Many people wonder – “What antiparasitic drugs are available to treat cryptosporidiosis?” They do not exist. Cryptosporidiosis, also known as crypto, is included in the list of parasitic infections that currently do not respond to treatment with known drugs.

Because of the lack of antiparasitic drugs active against Cryptosporidium, most patients with crypto will be better without any pharmaceutical intervention or special treatment. However, a doctor can give you advice on how to reduce the infection symptoms.

It is useful to consume:

  • lots of fluids to prevent dehydration during diarrhea;
  • foods that are easily digested without overloading the gastrointestinal tract.

Most people begin to feel sick 4 to 10 days after becoming infected with this parasite (range 1-28 days).

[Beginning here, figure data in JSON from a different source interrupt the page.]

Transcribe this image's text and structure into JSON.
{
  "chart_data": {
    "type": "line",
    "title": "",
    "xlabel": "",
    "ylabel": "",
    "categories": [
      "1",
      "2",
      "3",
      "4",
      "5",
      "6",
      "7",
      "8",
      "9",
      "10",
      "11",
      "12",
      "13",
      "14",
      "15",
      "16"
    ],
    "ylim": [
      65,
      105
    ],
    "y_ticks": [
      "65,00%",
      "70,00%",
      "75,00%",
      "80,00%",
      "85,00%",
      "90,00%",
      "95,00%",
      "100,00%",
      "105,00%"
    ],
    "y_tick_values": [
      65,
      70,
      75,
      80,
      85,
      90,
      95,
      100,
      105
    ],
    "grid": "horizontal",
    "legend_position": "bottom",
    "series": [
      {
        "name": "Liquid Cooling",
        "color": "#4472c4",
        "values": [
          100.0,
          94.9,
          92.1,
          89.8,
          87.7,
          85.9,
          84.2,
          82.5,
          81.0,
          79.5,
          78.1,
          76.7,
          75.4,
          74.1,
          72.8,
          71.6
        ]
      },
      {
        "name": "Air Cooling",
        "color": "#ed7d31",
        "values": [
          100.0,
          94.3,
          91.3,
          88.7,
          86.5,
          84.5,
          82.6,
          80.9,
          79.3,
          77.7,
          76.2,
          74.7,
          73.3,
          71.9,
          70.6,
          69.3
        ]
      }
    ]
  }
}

Such symptom as diarrhea occurs in about 50% of the infected patients.

Symptoms last for 7-14 days, then gradually weaken and completely disappear. In rare cases, clinical signs of cryptosporidiosis may return after the patient has recovered.

It is possible that people, who ask which antiparasitic drugs are available to treat cryptosporidiosis, will be able to buy them in the near future. The global pharmaceutical company Novartis (Switzerland) has reported the discovery of a substance called KDU731, which is the candidate for the first drug for the cryptosporidiosis treatment.

It has already been proven that KDU731 is effective against Cryptosporidium parasite. Currently, safety studies are conducted. If they are successful, long-term clinical trials, including those involving people, will begin.

Until KDU731 or another drug passes all the necessary clinical trials and goes on sale, the best treatment of cryptosporidiosis is prevention. You can reduce the chances or protect yourself from this intestinal disease in a variety of ways.

The most simple and obvious recommendations are:

  • handwashing with soap before and after eating or cooking, changing diapers, as well as caring for a patient with diarrhea;
  • avoiding use of untreated water especially when traveling in places where water supply can be unsafe.

Cryptosporidiosis is found all over the world and is usually transmitted by the fecal-oral route. Direct transmission from pets to people is common occurrence.

If you are offered to order antiparasitic drugs that are available to treat cryptosporidiosis online, do not believe these promises. Drugs, as well as vaccines for cryptosporidiosis are absent, although they are being actively developed.